Nada me entusiasmaba tanto como recorrer Nueva York con Eric. Era la ciudad donde nací y llevaba años sin pisarla, por lo que volver con alguien cuya presencia disfrutaba y poder enseñársela me traía en un estado de euforia que la coca y el café de la mañana no hicieron más que acentuar. Lo guiaba por las calles a la velocidad de un niño que comió demasiada azúcar, apuntando tanto a lugares de interés como pequeños restaurantes donde solíamos almorzar o tugurios donde tocábamos en nuestros comienzos.

Al ser un muchacho de pueblo, Eric estaba en parte feliz y en parte aterrorizado. Aún no se habituaba a ver tanta gente y, desde luego, la afluencia humana de Nueva York era mucho más grande que la de todos los demás sitios que visitamos. Para la noche, estaba tan agotado y un perro caliente callejero le había caído tan mal, que se excusó del último concierto antes de Woodstock.

—Quiero estar mejor para entonces —dijo—. Necesito descansar.

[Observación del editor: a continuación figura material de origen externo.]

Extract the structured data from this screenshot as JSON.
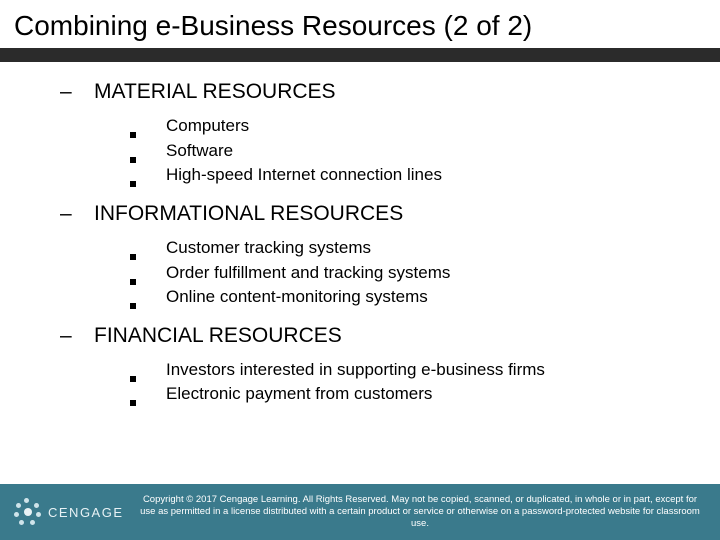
{
  "title": "Combining e-Business Resources (2 of 2)",
  "sections": [
    {
      "heading": "MATERIAL RESOURCES",
      "items": [
        "Computers",
        "Software",
        "High-speed Internet connection lines"
      ]
    },
    {
      "heading": "INFORMATIONAL RESOURCES",
      "items": [
        "Customer tracking systems",
        "Order fulfillment and tracking systems",
        "Online content-monitoring systems"
      ]
    },
    {
      "heading": "FINANCIAL RESOURCES",
      "items": [
        "Investors interested in supporting e-business firms",
        "Electronic payment from customers"
      ]
    }
  ],
  "brand": "CENGAGE",
  "copyright": "Copyright © 2017 Cengage Learning. All Rights Reserved. May not be copied, scanned, or duplicated, in whole or in part, except for use as permitted in a license distributed with a certain product or service or otherwise on a password-protected website for classroom use."
}
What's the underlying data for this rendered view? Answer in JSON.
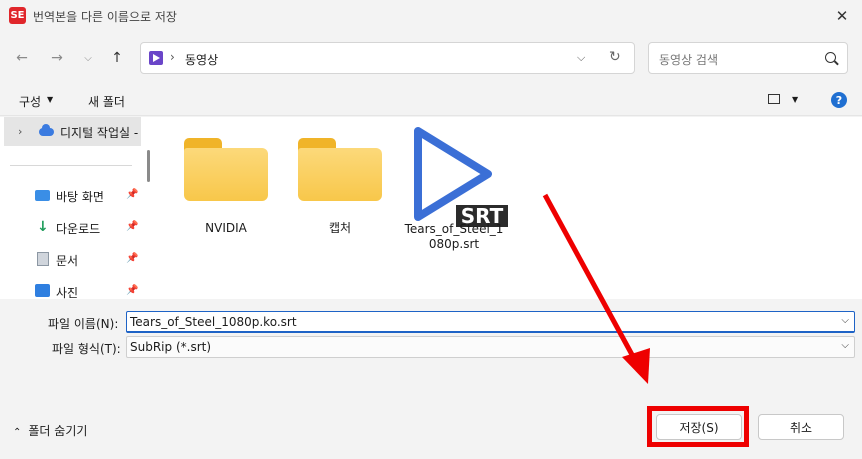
{
  "window": {
    "title": "번역본을 다른 이름으로 저장",
    "app_icon_text": "SE",
    "close_label": "✕"
  },
  "nav": {
    "address_path": "동영상",
    "search_placeholder": "동영상 검색"
  },
  "toolbar": {
    "organize_label": "구성",
    "new_folder_label": "새 폴더",
    "help_label": "?"
  },
  "sidebar": {
    "top_item": "디지털 작업실 -",
    "items": [
      {
        "label": "바탕 화면",
        "icon": "desktop-icon"
      },
      {
        "label": "다운로드",
        "icon": "download-icon"
      },
      {
        "label": "문서",
        "icon": "document-icon"
      },
      {
        "label": "사진",
        "icon": "pictures-icon"
      }
    ]
  },
  "files": [
    {
      "name": "NVIDIA",
      "type": "folder"
    },
    {
      "name": "캡처",
      "type": "folder"
    },
    {
      "name": "Tears_of_Steel_1\n080p.srt",
      "type": "srt",
      "badge": "SRT"
    }
  ],
  "form": {
    "filename_label": "파일 이름(N):",
    "filename_value": "Tears_of_Steel_1080p.ko.srt",
    "filetype_label": "파일 형식(T):",
    "filetype_value": "SubRip (*.srt)"
  },
  "footer": {
    "hide_folders_label": "폴더 숨기기",
    "save_label": "저장(S)",
    "cancel_label": "취소"
  },
  "colors": {
    "annotation": "#ee0000",
    "accent": "#1e63c6",
    "folder": "#f8c74a",
    "srt_play": "#3b6fd6"
  }
}
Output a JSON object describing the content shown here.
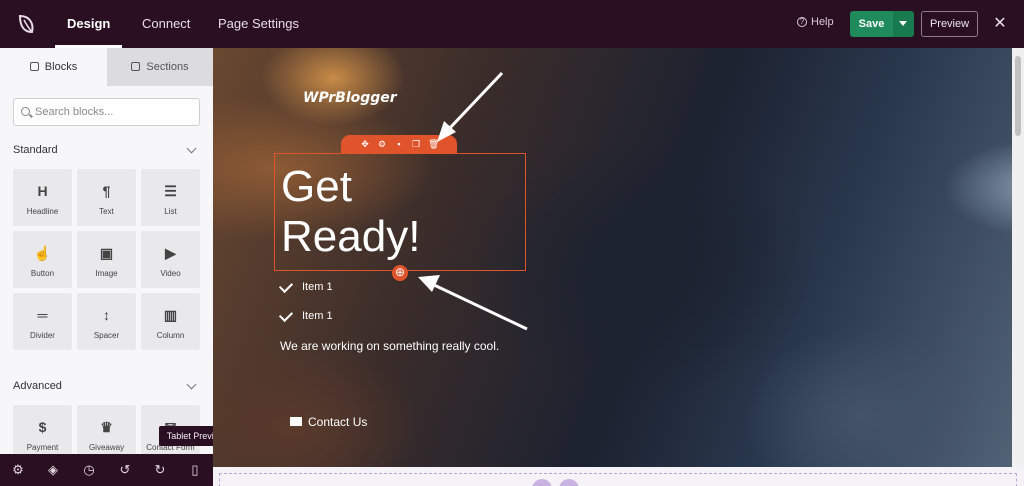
{
  "topbar": {
    "tabs": [
      {
        "label": "Design",
        "active": true
      },
      {
        "label": "Connect",
        "active": false
      },
      {
        "label": "Page Settings",
        "active": false
      }
    ],
    "help_label": "Help",
    "save_label": "Save",
    "preview_label": "Preview",
    "close_icon": "close-icon"
  },
  "sidebar": {
    "tabs": [
      {
        "label": "Blocks",
        "icon": "blocks-icon",
        "active": true
      },
      {
        "label": "Sections",
        "icon": "sections-icon",
        "active": false
      }
    ],
    "search_placeholder": "Search blocks...",
    "groups": [
      {
        "title": "Standard",
        "blocks": [
          {
            "label": "Headline",
            "glyph": "H"
          },
          {
            "label": "Text",
            "glyph": "¶"
          },
          {
            "label": "List",
            "glyph": "☰"
          },
          {
            "label": "Button",
            "glyph": "☝"
          },
          {
            "label": "Image",
            "glyph": "▣"
          },
          {
            "label": "Video",
            "glyph": "▶"
          },
          {
            "label": "Divider",
            "glyph": "═"
          },
          {
            "label": "Spacer",
            "glyph": "↕"
          },
          {
            "label": "Column",
            "glyph": "▥"
          }
        ]
      },
      {
        "title": "Advanced",
        "blocks": [
          {
            "label": "Payment",
            "glyph": "$"
          },
          {
            "label": "Giveaway",
            "glyph": "♛"
          },
          {
            "label": "Contact Form",
            "glyph": "✉"
          }
        ]
      }
    ],
    "tooltip": "Tablet Preview"
  },
  "bottom_toolbar": {
    "icons": [
      "settings-icon",
      "layers-icon",
      "history-icon",
      "undo-icon",
      "redo-icon",
      "tablet-preview-icon"
    ]
  },
  "canvas": {
    "site_logo": "WPrBlogger",
    "heading": "Get Ready!",
    "heading_line1": "Get",
    "heading_line2": "Ready!",
    "list_items": [
      "Item 1",
      "Item 1"
    ],
    "subtext": "We are working on something really cool.",
    "contact_label": "Contact Us",
    "block_toolbar_icons": [
      "move-icon",
      "gear-icon",
      "save-icon",
      "duplicate-icon",
      "trash-icon"
    ],
    "accent_color": "#e0542b"
  },
  "colors": {
    "topbar_bg": "#2a0f22",
    "save_green": "#1f8a5b"
  }
}
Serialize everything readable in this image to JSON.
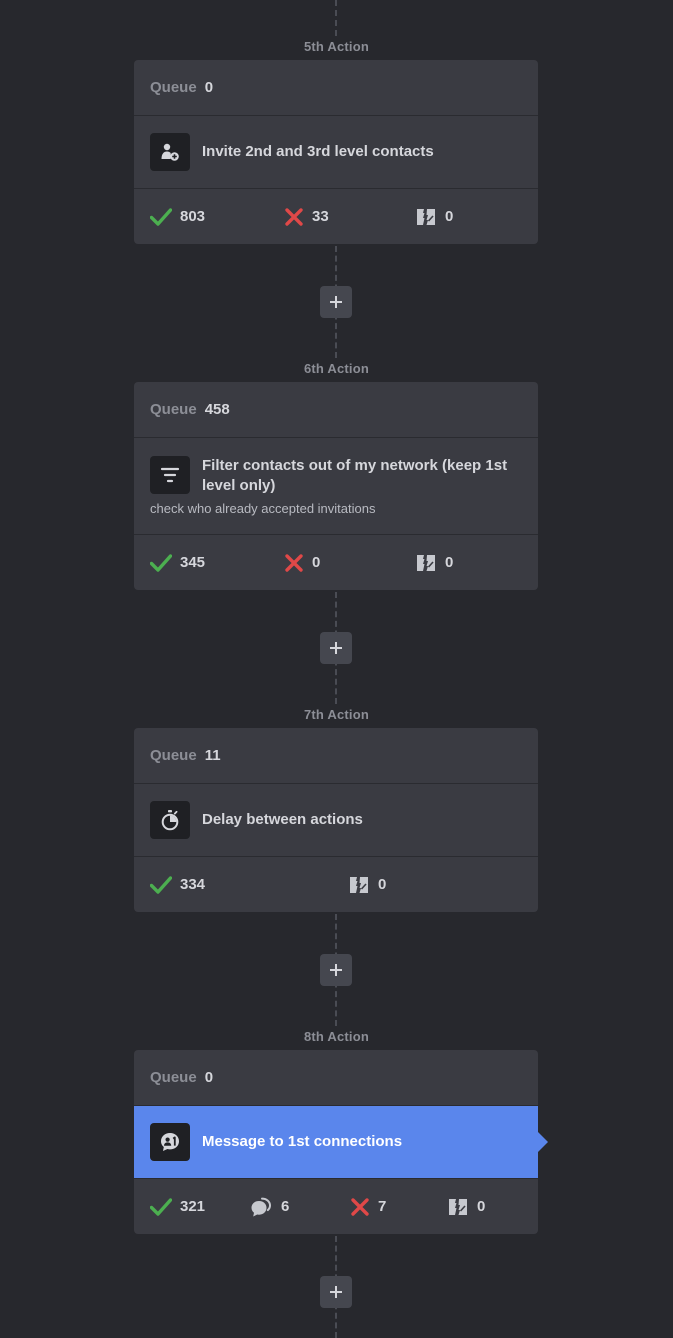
{
  "queue_label": "Queue",
  "actions": [
    {
      "step": "5th Action",
      "queue": "0",
      "icon": "add-user-icon",
      "title": "Invite 2nd and 3rd level contacts",
      "subtitle": "",
      "stats": {
        "success": "803",
        "failed": "33",
        "skipped": "0"
      }
    },
    {
      "step": "6th Action",
      "queue": "458",
      "icon": "filter-icon",
      "title": "Filter contacts out of my network (keep 1st level only)",
      "subtitle": "check who already accepted invitations",
      "stats": {
        "success": "345",
        "failed": "0",
        "skipped": "0"
      }
    },
    {
      "step": "7th Action",
      "queue": "11",
      "icon": "stopwatch-icon",
      "title": "Delay between actions",
      "subtitle": "",
      "stats": {
        "success": "334",
        "skipped": "0"
      }
    },
    {
      "step": "8th Action",
      "queue": "0",
      "icon": "message-contact-icon",
      "title": "Message to 1st connections",
      "subtitle": "",
      "active": true,
      "stats": {
        "success": "321",
        "replied": "6",
        "failed": "7",
        "skipped": "0"
      }
    }
  ],
  "colors": {
    "background": "#27282d",
    "card": "#3a3b42",
    "active": "#5a86ec",
    "success": "#4caf50",
    "failed": "#e04848"
  }
}
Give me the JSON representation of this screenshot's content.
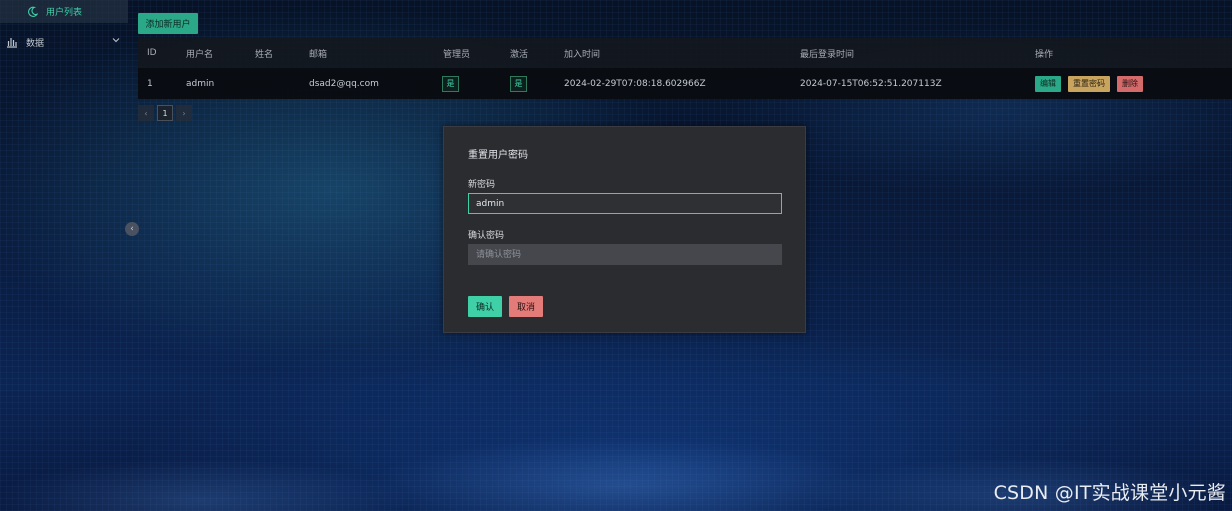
{
  "sidebar": {
    "items": [
      {
        "label": "用户列表",
        "icon": "moon-icon",
        "active": true
      },
      {
        "label": "数据",
        "icon": "bar-chart-icon",
        "active": false
      }
    ]
  },
  "toolbar": {
    "add_label": "添加新用户"
  },
  "table": {
    "headers": {
      "id": "ID",
      "username": "用户名",
      "name": "姓名",
      "email": "邮箱",
      "admin": "管理员",
      "active": "激活",
      "joined": "加入时间",
      "last_login": "最后登录时间",
      "actions": "操作"
    },
    "rows": [
      {
        "id": "1",
        "username": "admin",
        "name": "",
        "email": "dsad2@qq.com",
        "admin": "是",
        "active": "是",
        "joined": "2024-02-29T07:08:18.602966Z",
        "last_login": "2024-07-15T06:52:51.207113Z",
        "actions": {
          "edit": "编辑",
          "reset": "重置密码",
          "delete": "删除"
        }
      }
    ]
  },
  "pagination": {
    "prev": "‹",
    "current": "1",
    "next": "›"
  },
  "modal": {
    "title": "重置用户密码",
    "new_password_label": "新密码",
    "new_password_value": "admin",
    "confirm_password_label": "确认密码",
    "confirm_password_placeholder": "请确认密码",
    "ok_label": "确认",
    "cancel_label": "取消"
  },
  "collapse_icon": "‹",
  "watermark": "CSDN @IT实战课堂小元酱",
  "colors": {
    "accent": "#3fd0a8",
    "warning": "#c9a45e",
    "danger": "#d46a6a"
  }
}
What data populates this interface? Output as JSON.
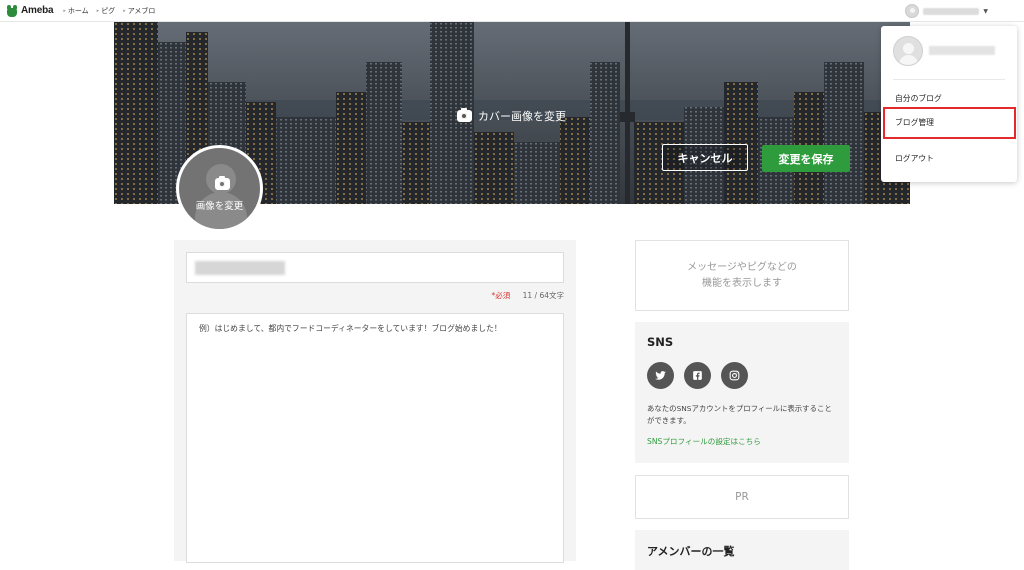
{
  "header": {
    "logo_text": "Ameba",
    "nav": [
      {
        "label": "ホーム"
      },
      {
        "label": "ピグ"
      },
      {
        "label": "アメブロ"
      }
    ],
    "caret": "▼"
  },
  "cover": {
    "change_label": "カバー画像を変更",
    "cancel_label": "キャンセル",
    "save_label": "変更を保存"
  },
  "profile_image": {
    "change_label": "画像を変更"
  },
  "form": {
    "required_label": "*必須",
    "char_count": "11 / 64文字",
    "bio_placeholder": "例）はじめまして、都内でフードコーディネーターをしています！ブログ始めました！"
  },
  "sidebar": {
    "message_line1": "メッセージやピグなどの",
    "message_line2": "機能を表示します",
    "sns": {
      "title": "SNS",
      "icons": [
        "twitter-icon",
        "facebook-icon",
        "instagram-icon"
      ],
      "description": "あなたのSNSアカウントをプロフィールに表示することができます。",
      "link_label": "SNSプロフィールの設定はこちら"
    },
    "pr_label": "PR",
    "members_title": "アメンバーの一覧"
  },
  "dropdown": {
    "items": [
      {
        "label": "自分のブログ"
      },
      {
        "label": "ブログ管理"
      },
      {
        "label": "ログアウト"
      }
    ]
  },
  "colors": {
    "brand_green": "#2e9c3d",
    "highlight_red": "#e32b2b",
    "required_red": "#d9332c"
  }
}
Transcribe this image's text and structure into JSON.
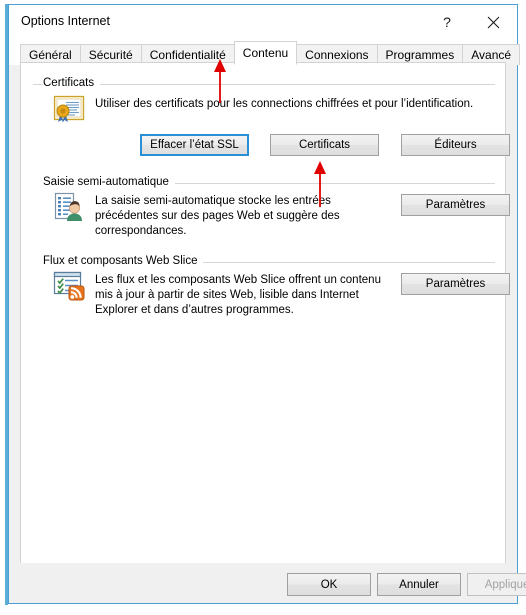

Era jueves. El viernes partíamos hacia el festival y el sábado por la tarde nos presentábamos. Después, la gira terminaría y también la travesía de Eric junto a nosotros. Pasaríamos dos años sin vernos, en caso de que sobreviviera, y por primera vez fui consciente de que de verdad ansiaba que cumpliera su promesa de convertirse en invitado permanente. Conseguiríamos otro baterista, me juré a mí mismo. Martin y Pepper amaban demasiado la música para dejar que sus problemas personales se interpusieran.

Estaríamos bien.

-o-o-o-

Oficialmente habíamos vuelto a ser Dr. Strangelove... El recital fue legendario. Críticos que nos destrozaron tras el fiasco de Chicago, no se cansaban de remarcar lo increíble de este, que comparaban tanto con estar teniendo una conversación íntima con amigos a los que aprecias como con vivir una experiencia religiosa.

Drogas o no, el público vitoreaba cada cosa que hacíamos sobre ese escenario. Las uñas largas de Pepper rascaban el bajo con precisión. La furia de Aaron se transpiraba en cada compás. Lucas se movía por todas partes, desatando histeria en la audiencia femenina. Martin se cortó un dedo accidentalmente en medio de la inspiración de un solo y continuó como si nada (un médico confirmó que se recuperaría antes del sábado), mientras la sangre se deslizaba por su brazo.

Y yo... Yo era Finn Langston. El de siempre.

Tal fue la conexión que nos sobrevino durante esas tres horas, que abandonamos el recinto extáticos, como cuando éramos adolescentes. Tuve la sensación de que ya ni siquiera Aaron albergaba deseos de marcharse, que estábamos predestinados por algo más fuerte que nosotros. El rock nos había consagrado como familia y ninguno se consideraba con el derecho a rechazarlo.

Nos emborrachamos como en los viejos tiempos. Pepper y Martin se rieron como en los viejos tiempos, aunque ella rehusaba todos sus esfuerzos por acercarse más. Lucas se burlaba de los ideales políticos de Aaron y el baterista lo ridiculizaba de igual manera, pero la complicidad entre ellos no admitía lugar a dudas: lo decían desde el afecto, como un par de hermanos.

Mientras tanto, yo no paraba de pensar en Eric. Añoraba tanto aquellas ocasiones en que nos acompañaba a cenar después de los espectáculos. Anhelé que lo hubiera hecho más seguido. En cuatro días retornaría a Milstead, lo trasladarían al aeropuerto y partiría hacia otro continente del que podría no volver. Me arrepentí de drogarme con Sloane, de ponerme al día con Alondra, de todo lo que nos alejó sin necesidad alguna. ¿Cómo podríamos haberle robado al reloj más horas de charlas y orgasmos? ¿Cuántos desayunos, cuántos baños, cuántos paseos cabían en menos de un mes?

Al momento de regresar al hotel, noté que se me levantaba un peso de encima. Más que los aplausos y el alcohol, saboreaba esa cotidianeidad de tener a alguien esperándome, a pesar de que lo más probable era que esta fuese la última vez. Y cuando entré a la habitación y Eric estaba sentado a los pies de una de las camas, mirándome fijamente y con un trozo de papel entre las manos, creció en mí la certeza de que así sería.